А тетя Джейн была совсем не такая, как тетя Миранда. Тетя Джейн была лучиком света в потемках. Джейн, с ее негромким голосом, понимающим взглядом, готовностью все простить — даже в те трудные две недели, когда маленькая чужачка старательно приноравливалась к обычаям кирпичного дома.
Одно за другим, постепенно, с трудом усваивала Ребекка новые понятия, и эта трудная душевная работа делала ее не по годам взрослой.
Когда она брала свое рукоделие и присаживалась возле тети Джейн на кухне, тетя Миранда, сидя у окна в гостиной, вела наблюдение. Иногда, если солнце особенно палило, они располагались с работой на боковом крыльце, где клематисы и немецкая жимолость создавали тень. Отрез коричневой в полоску материи казался Ребекке бесконечно длинным. Шитье давалось ей тяжело. То нитка выдергивалась из иглы, то наперсток закатывался в заросли жасмина и пальцы оказывались исколоты. Она никак не могла ровно соединить края, чтобы сохранялся узор, и ткань у нее все время морщила.
Ребекка полировала иголки «наждачными» листьями клубники, чтобы они не так скрипели, но это мало помогало. Потребовалось все терпение тети Джейн, чтобы приучить пальцы Ребекки к иголке. Эти пальцы так ловко справлялись с карандашами, ручками, кисточками, однако в обращении с иголкой — столь миниатюрным, деликатным «орудием труда» — они сразу становились окаменело-неуклюжими.
Когда первое изделие Ребекки — коричневое в полоску платье — было завершено, девочка выбрала удобный, как ей показалось, момент, чтобы спросить у тети Миранды, нельзя ли для следующего платья взять какую-нибудь другую материю.
— Я специально купила коричневый материал, — отрезала тетя Миранда. — Его тебе хватит еще на два новых платья, причем останется еще и на новые рукава, и на то, чтобы со временем надставить. Надо экономить.
— Я понимаю. Но мистер Ватсон говорит, что он может взять часть материи назад, а взамен дать розовую или голубую за туже самую цену.
— Ты что, спрашивала?
— Ну, да.
— А ты знаешь, что тебе этого делать не следует?
— Так получилось, что я помогала Эмме Джейн выбрать передник. И подумала, что вам безразлично, в каком я буду ходить платье. А мистер Ватсон говорит, что розовая материя стирается так же хорошо, как и коричневая. Ее даже можно кипятить — она не линяет.

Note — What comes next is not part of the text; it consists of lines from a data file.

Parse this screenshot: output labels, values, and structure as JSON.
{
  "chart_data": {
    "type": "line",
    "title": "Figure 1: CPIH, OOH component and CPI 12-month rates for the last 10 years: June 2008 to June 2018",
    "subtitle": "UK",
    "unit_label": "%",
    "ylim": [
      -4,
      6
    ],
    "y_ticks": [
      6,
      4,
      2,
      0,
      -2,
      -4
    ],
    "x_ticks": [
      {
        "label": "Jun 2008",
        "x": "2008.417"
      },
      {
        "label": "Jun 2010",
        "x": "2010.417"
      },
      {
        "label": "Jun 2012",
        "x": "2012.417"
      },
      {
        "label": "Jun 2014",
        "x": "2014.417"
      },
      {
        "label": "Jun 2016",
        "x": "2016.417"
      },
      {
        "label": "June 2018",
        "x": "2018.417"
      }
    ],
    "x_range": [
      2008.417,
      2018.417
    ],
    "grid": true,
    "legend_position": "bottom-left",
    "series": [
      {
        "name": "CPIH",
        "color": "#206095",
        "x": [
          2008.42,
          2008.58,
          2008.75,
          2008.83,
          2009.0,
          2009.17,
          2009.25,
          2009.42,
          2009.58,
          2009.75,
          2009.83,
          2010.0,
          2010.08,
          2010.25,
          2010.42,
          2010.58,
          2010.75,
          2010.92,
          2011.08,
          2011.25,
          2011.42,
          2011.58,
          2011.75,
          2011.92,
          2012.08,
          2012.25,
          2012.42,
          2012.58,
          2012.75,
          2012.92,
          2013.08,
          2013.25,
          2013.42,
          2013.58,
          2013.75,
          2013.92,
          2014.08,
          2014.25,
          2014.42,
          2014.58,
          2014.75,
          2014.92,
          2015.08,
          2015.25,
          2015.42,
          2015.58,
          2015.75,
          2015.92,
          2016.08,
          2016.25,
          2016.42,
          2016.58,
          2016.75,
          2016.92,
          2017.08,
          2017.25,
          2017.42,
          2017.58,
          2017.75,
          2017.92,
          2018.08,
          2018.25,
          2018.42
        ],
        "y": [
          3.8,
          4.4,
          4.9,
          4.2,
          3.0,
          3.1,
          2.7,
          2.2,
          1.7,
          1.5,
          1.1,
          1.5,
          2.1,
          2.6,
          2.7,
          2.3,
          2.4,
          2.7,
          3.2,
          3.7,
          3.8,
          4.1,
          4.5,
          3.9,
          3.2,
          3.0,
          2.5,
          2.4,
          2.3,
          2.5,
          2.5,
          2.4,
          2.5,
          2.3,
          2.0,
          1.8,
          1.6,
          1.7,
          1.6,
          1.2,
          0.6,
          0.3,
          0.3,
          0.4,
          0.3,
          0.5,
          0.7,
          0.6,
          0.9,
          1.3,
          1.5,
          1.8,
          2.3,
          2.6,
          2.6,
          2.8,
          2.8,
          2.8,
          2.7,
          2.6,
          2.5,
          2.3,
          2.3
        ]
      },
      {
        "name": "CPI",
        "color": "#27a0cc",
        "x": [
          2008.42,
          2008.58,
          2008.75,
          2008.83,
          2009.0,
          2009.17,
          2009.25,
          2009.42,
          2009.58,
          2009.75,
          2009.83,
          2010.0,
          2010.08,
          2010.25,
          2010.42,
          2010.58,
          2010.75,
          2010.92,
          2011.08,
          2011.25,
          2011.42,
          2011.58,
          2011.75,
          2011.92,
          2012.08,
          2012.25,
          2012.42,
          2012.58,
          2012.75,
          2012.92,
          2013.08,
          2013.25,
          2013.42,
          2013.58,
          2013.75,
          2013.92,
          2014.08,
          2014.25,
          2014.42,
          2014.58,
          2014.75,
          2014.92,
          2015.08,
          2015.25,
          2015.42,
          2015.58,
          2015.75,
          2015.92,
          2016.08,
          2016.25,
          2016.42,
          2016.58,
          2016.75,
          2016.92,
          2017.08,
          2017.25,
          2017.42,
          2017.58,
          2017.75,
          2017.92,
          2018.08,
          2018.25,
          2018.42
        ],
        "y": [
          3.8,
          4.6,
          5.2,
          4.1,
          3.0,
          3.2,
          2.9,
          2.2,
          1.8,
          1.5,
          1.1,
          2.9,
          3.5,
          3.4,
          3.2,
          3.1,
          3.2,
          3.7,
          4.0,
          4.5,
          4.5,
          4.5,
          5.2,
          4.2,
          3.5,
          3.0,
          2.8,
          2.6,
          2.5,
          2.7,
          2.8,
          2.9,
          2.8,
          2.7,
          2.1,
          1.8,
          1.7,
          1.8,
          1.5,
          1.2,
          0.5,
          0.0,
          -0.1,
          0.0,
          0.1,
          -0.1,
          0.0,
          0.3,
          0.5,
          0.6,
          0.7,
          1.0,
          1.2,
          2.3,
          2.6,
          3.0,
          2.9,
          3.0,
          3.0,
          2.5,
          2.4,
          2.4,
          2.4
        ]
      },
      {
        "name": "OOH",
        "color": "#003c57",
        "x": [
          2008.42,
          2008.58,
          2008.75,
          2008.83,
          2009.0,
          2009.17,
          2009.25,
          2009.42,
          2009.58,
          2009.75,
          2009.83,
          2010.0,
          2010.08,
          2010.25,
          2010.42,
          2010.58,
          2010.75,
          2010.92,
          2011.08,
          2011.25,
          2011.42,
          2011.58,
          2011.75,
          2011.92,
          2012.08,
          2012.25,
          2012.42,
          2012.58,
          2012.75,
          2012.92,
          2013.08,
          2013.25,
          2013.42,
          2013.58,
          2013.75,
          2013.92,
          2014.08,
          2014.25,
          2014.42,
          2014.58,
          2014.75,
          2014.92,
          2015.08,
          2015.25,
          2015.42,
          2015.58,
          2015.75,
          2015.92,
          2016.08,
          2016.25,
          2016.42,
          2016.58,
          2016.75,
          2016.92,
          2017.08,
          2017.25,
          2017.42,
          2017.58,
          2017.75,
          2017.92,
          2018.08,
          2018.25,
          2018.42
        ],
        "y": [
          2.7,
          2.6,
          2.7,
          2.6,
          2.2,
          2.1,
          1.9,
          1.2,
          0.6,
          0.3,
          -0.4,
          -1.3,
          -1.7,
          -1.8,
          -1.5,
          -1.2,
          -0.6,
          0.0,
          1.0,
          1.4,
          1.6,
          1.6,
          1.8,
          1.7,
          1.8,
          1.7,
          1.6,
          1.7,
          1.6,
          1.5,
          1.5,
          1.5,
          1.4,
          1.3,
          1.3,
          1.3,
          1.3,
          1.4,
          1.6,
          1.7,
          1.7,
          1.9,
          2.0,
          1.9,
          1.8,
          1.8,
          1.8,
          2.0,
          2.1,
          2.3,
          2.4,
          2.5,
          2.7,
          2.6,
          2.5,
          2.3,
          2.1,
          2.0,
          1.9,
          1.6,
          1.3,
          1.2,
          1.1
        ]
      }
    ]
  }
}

— Оказывается, мистер Ватсон разбирается в прачечном деле. Я вообще не одобряю, когда девочки одеваются в модные цвета. Хорошо, давай спросим, что думает на этот счет Джейн.
— По-моему, лучше, если у Ребекки будет три платья — коричневое, розовое и голубое, — отвечала тетя Джейн. — Ей же скучно все время шить из одного коричневого. И потом, в коричневом платье с белым фартуком у нее вид как у воспитанницы приюта. Ей совершенно не идет.
— Красота не во внешности, а в делах. Ребекка, разумеется, вечно будет огорчаться из-за того, что она не так выглядит. Это курам на смех! Она тщеславна, как павлин!
— Она совсем юная, и ее должно привлекать все яркое. Вспомни себя в ее возрасте.
— Ты в ее годы была просто глупышкой, Джейн.
— И слава Богу, что я была глупышкой! Хорошо бы мне и в старости сохранить хоть крупицу моей юной глупости!